A near-neighbor to the woodworking business Dendro Technologies at 4404 Corrales Road has appealed the Planning and Zoning Commission’s approval of a site development plan for it. The Village Council will hear the appeal by Antonette Roybal during its November 10 session. The business has been operating along Hansen Road by Rick Thaler and his son, Jacob Thaler. As with other parts of the council meeting, the appeal hearing is open to the public via Zoom by calling 1-669-900-6833 for meeting 865-1469-6536# and entering password 282288#.
The council meeting begins as 6:30 p.m. although no specific time is set for the appeal. At its September 16 meeting the P&Z commission unanimously approved the Thalers’ proposed site development plan on the condition that buffering walls for noise control be erected on the south, east and north sides of their property. Commissioners specified that six-foot buffer fences would have to be erected within one year on the south and east sides and within two years on the north side. The primary piece of equipment for Dendro Technologies is a band saw that is used to cut slab planks to make furniture and other purposes. (See Corrales Comment Vol.XXXIX No. 13 September 19, 2020 “Rick Thaler and Son Open Woodworking Business.”)
During the commission’s September session the primary concern voiced by nearby property owners was noise from the saw —and the subjective nature of the Village’s regulations on noise. Commissioners commended the Thalers for addressing neighbors’ complaints or concerns. Brian Whalley, who lives at 4372 Corrales Road, said his property “runs almost the entire length on the south side, we have had zero complications from the business and welcome it.”
But Roybal, the person appealing, lives at 43721/2 Corrales Road. She said the noise is “very annoying and it’s constant.” She said normal voice is about 50 to 65 decibels whereas the whine from the saw has been 95 decibels or above. That assertion was challenged by P&Z commission Chairman McCandless. She did not take decibel readings, but offered to provide an audio recording of the noise. Rick Thaler said he had provided to the P&Z administrator a decibel reading made by an application on his iPhone after he had installed noise buffers. He said it showed “about 55 decibels on the south border when the saw was fully engaged and running. The 50-decibel sample is from Corrales Road on a normal day without the saw running; that’s the ambient noise on a regular day.”

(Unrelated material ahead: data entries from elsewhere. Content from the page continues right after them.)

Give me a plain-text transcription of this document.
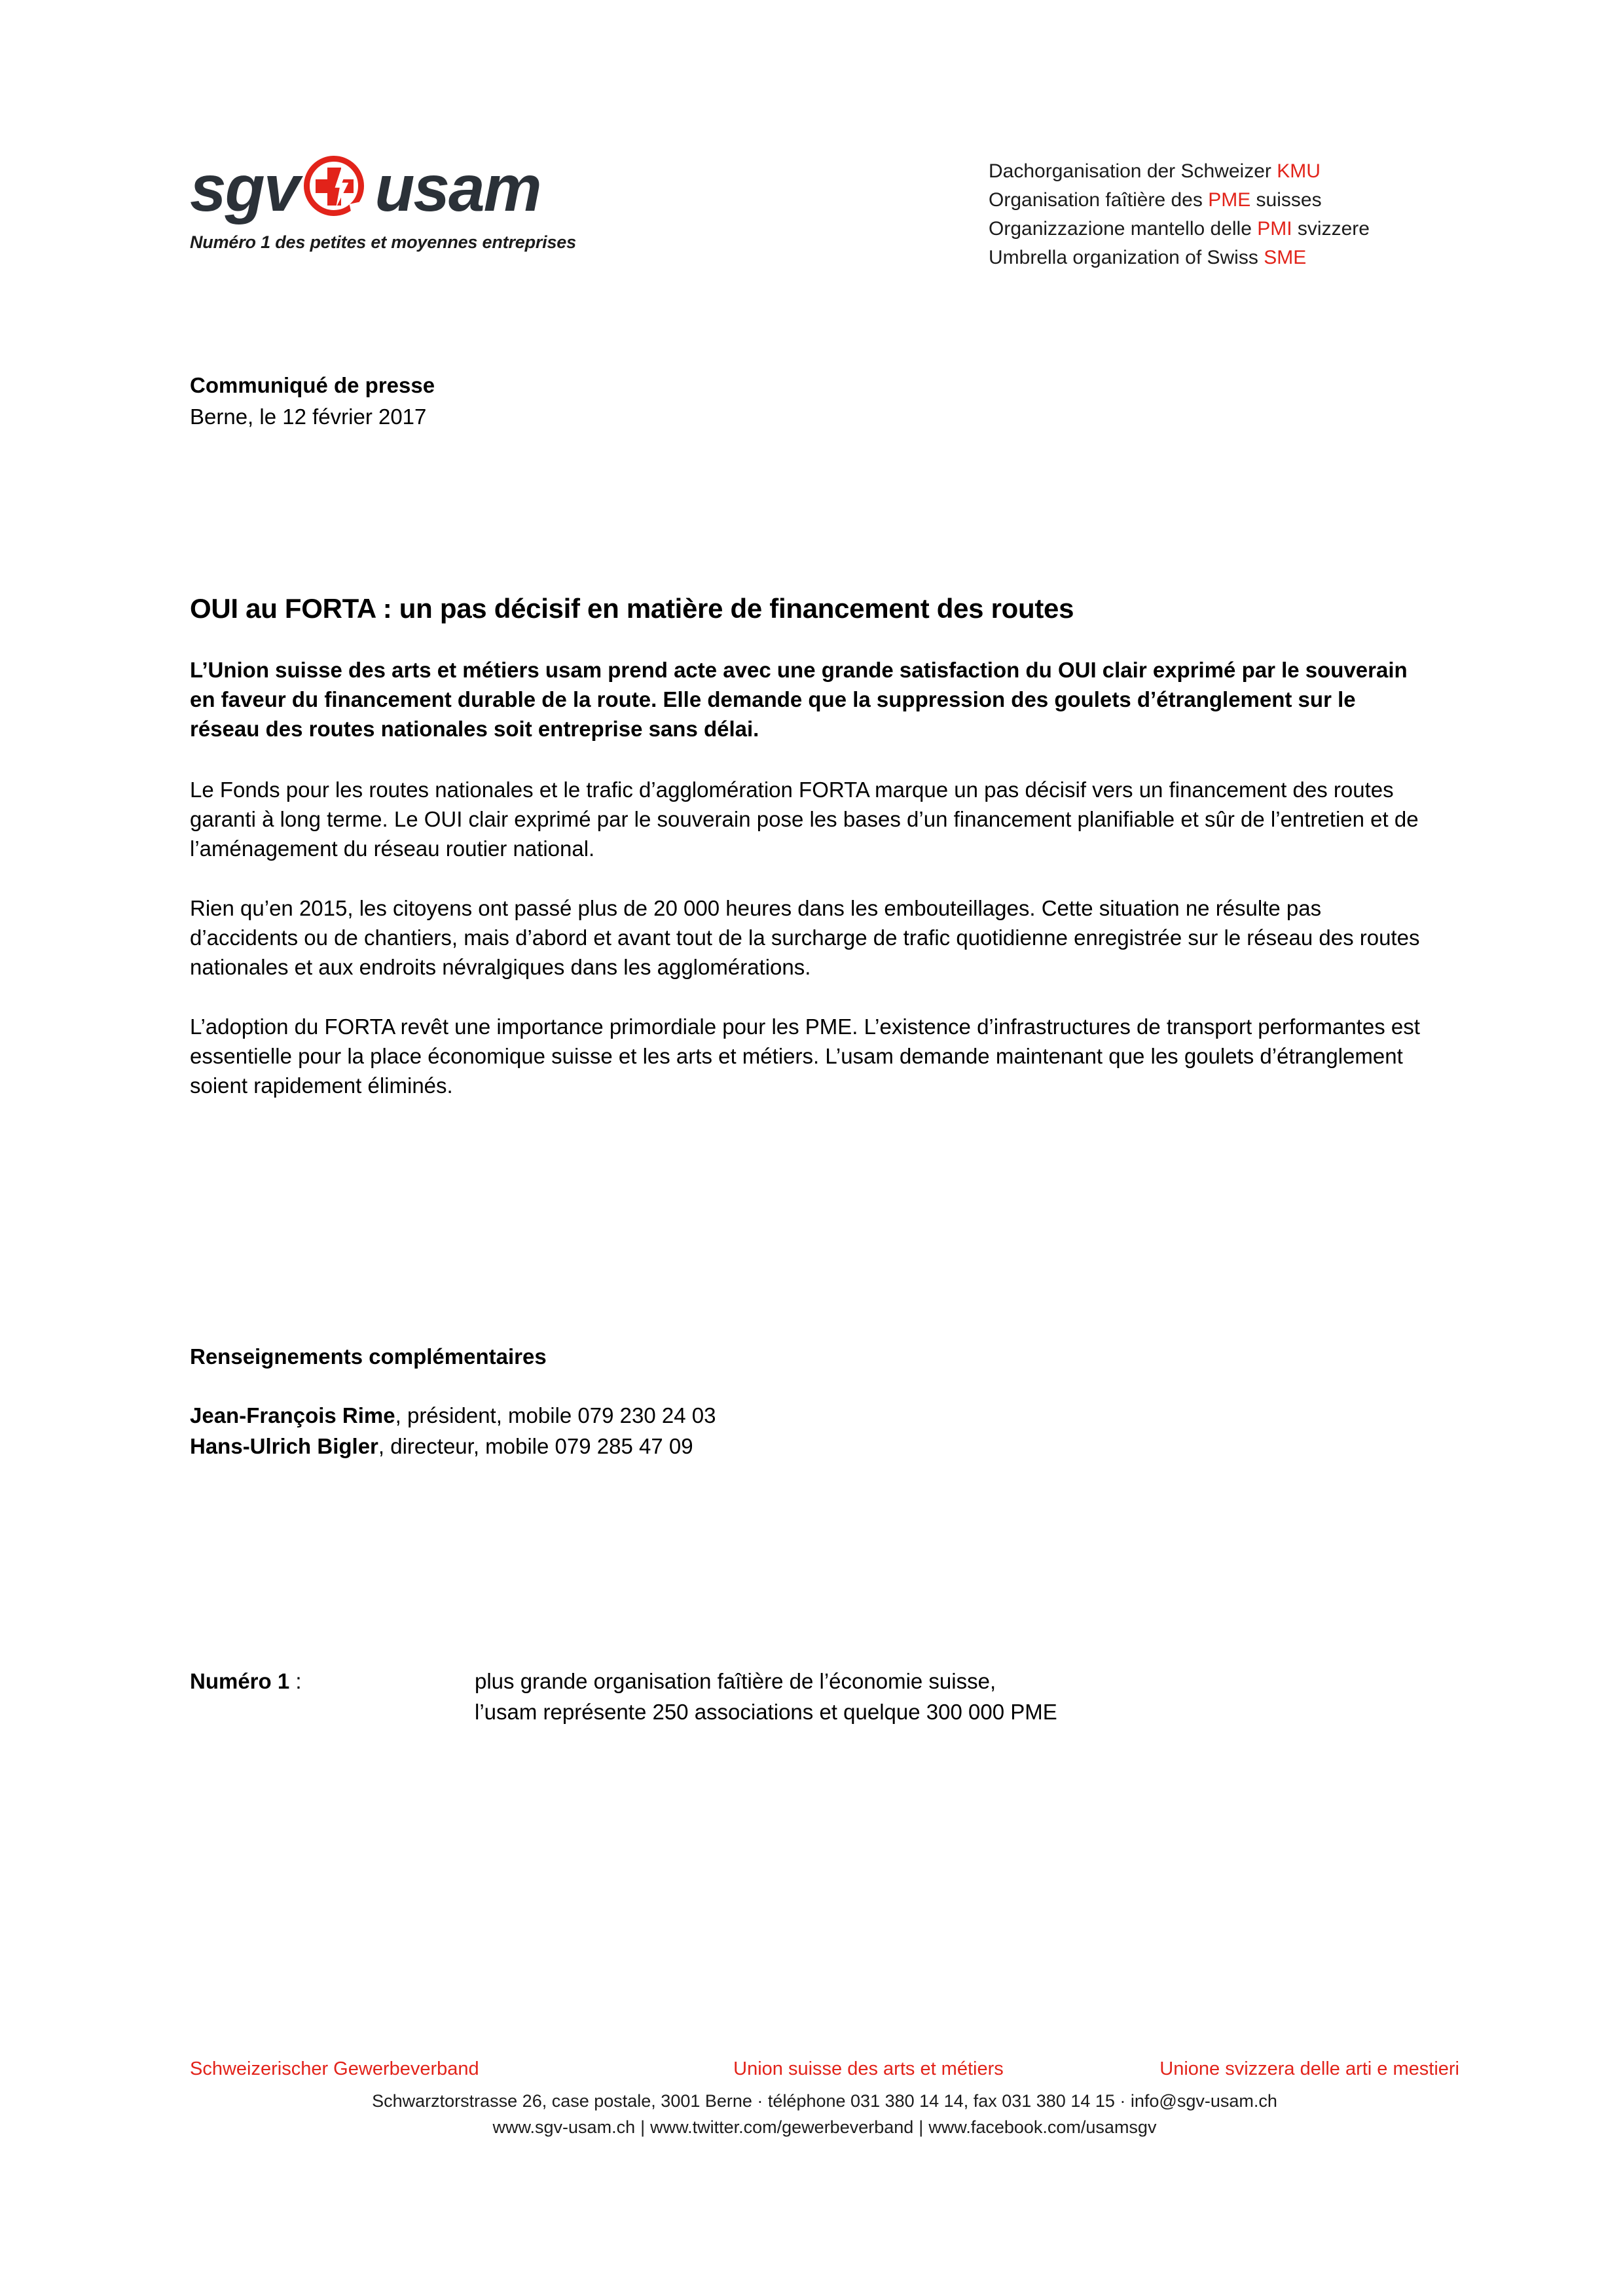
sgv usam
Numéro 1 des petites et moyennes entreprises
Dachorganisation der Schweizer KMU
Organisation faîtière des PME suisses
Organizzazione mantello delle PMI svizzere
Umbrella organization of Swiss SME
Communiqué de presse
Berne, le 12 février 2017
OUI au FORTA : un pas décisif en matière de financement des routes

L’Union suisse des arts et métiers usam prend acte avec une grande satisfaction du OUI clair exprimé par le souverain en faveur du financement durable de la route. Elle demande que la suppression des goulets d’étranglement sur le réseau des routes nationales soit entreprise sans délai.

Le Fonds pour les routes nationales et le trafic d’agglomération FORTA marque un pas décisif vers un financement des routes garanti à long terme. Le OUI clair exprimé par le souverain pose les bases d’un financement planifiable et sûr de l’entretien et de l’aménagement du réseau routier national.

Rien qu’en 2015, les citoyens ont passé plus de 20 000 heures dans les embouteillages. Cette situation ne résulte pas d’accidents ou de chantiers, mais d’abord et avant tout de la surcharge de trafic quotidienne enregistrée sur le réseau des routes nationales et aux endroits névralgiques dans les agglomérations.

L’adoption du FORTA revêt une importance primordiale pour les PME. L’existence d’infrastructures de transport performantes est essentielle pour la place économique suisse et les arts et métiers. L’usam demande maintenant que les goulets d’étranglement soient rapidement éliminés.

Renseignements complémentaires
Jean-François Rime, président, mobile 079 230 24 03
Hans-Ulrich Bigler, directeur, mobile 079 285 47 09
Numéro 1 :	plus grande organisation faîtière de l’économie suisse,
l’usam représente 250 associations et quelque 300 000 PME
Schweizerischer Gewerbeverband	Union suisse des arts et métiers	Unione svizzera delle arti e mestieri
Schwarztorstrasse 26, case postale, 3001 Berne · téléphone 031 380 14 14, fax 031 380 14 15 · info@sgv-usam.ch
www.sgv-usam.ch | www.twitter.com/gewerbeverband | www.facebook.com/usamsgv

In addition to erecting sound buffers, the Thalers had attached a muffler to the saw “which changed the frequency of the noise and made it less whiney. Before we added the sound abatement, standing right next to the saw we were at about 85 decibels, and standing south of the tin shed which is closest to our nearest neighbor, the sound was at about 65 decibels, spiking to 75 decibels. And now it spikes at 55 decibels” roughly the same level as traffic from Corrales Road, he said.

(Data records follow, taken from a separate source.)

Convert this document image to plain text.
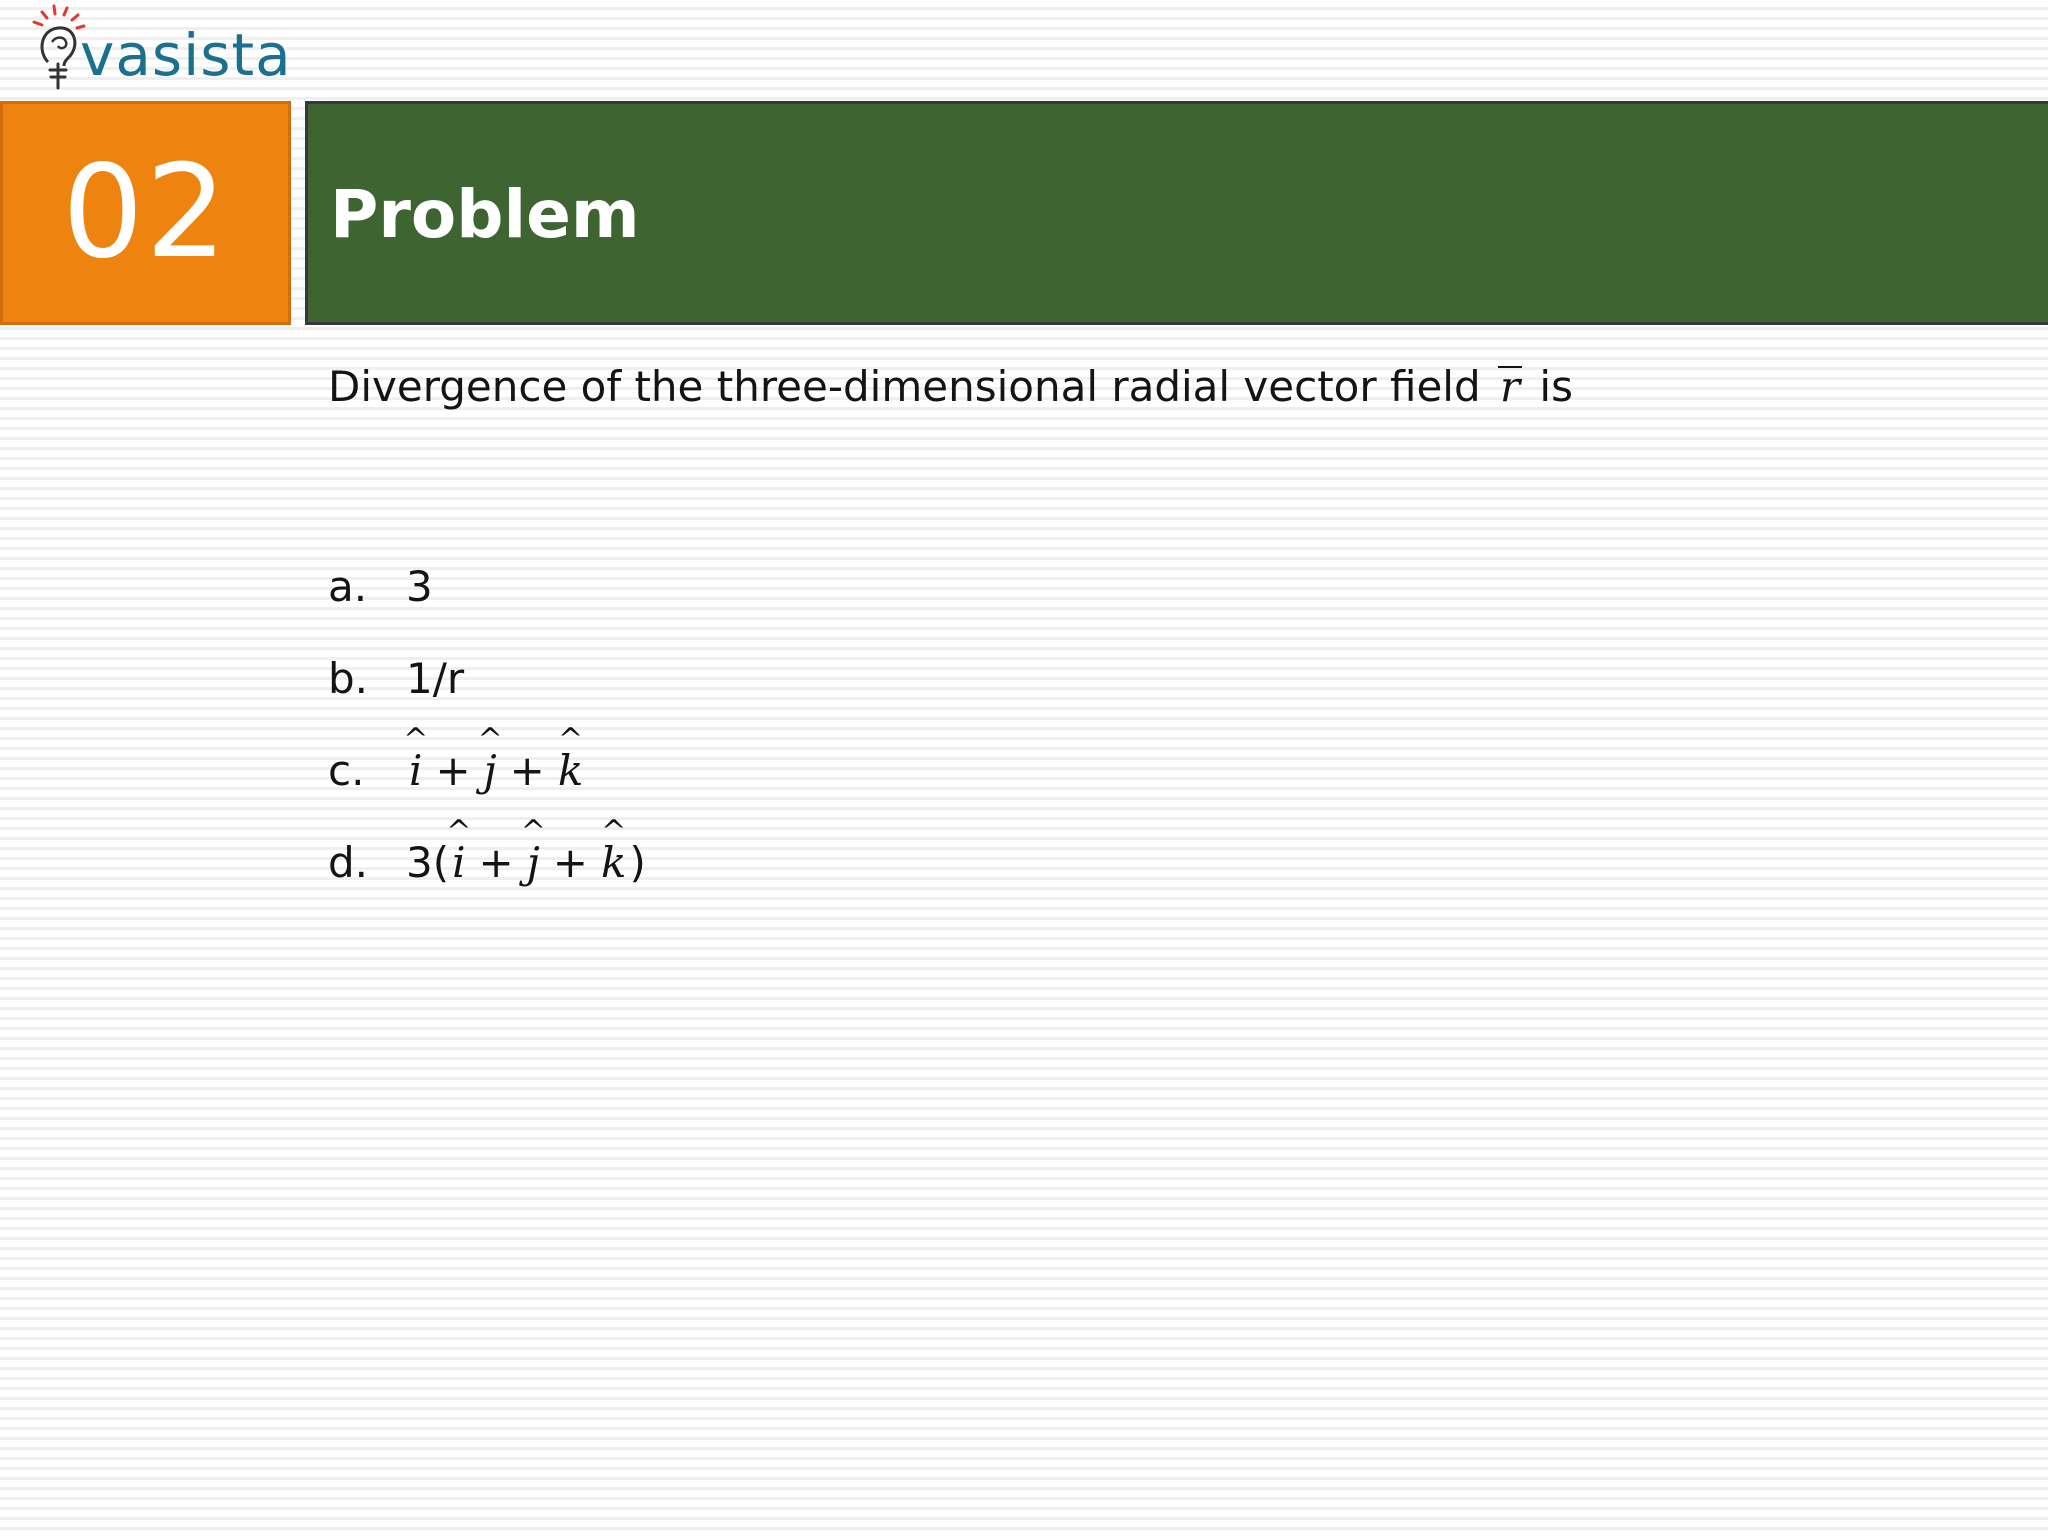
vasista
02 Problem
Divergence of the three-dimensional radial vector field r is
a. 3
b. 1/r
c.	^ i + ^ j + ^ k
d. 3( ^ i + ^ j + ^ k )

Another nearby resident, Michael Roake, husband of Corrales’ mayor, said they live about 350 feet east of the Dendro operation. He said he wants to promote business in Corrales but has two concerns: compatibility with the residential character and noise. “I did hear a whine once, and it was so distinctive and unusual it prompted me to take a look. If it is a question of noise abatement, I would welcome abatement to the east.”
Thaler said he and his son are willing to erected whatever sound abatement is required, although they want to know whether they will be issued a business license before spending thousands of dollars on the fencing. “We were waiting to see if we were going t get our business license before spending another thousand dollars on sound abatement,” Thaler said. “We fully intend to do the sound abatement to the east. If we get a complaint from the north, we’ll do more there.”
Several villagers spoke in favor of the site development plan, including former Corrales Planning and Zoning Administrator Claudia “Taudy” Smith. “He’s going above what our ordinances require so that they can fit in with the neighbors.” She said she has known Rick Thaler for 45 years. “This is exactly who we want in our commercial district.” The council’s decision on the Roybal appeal could not be reported in this issue.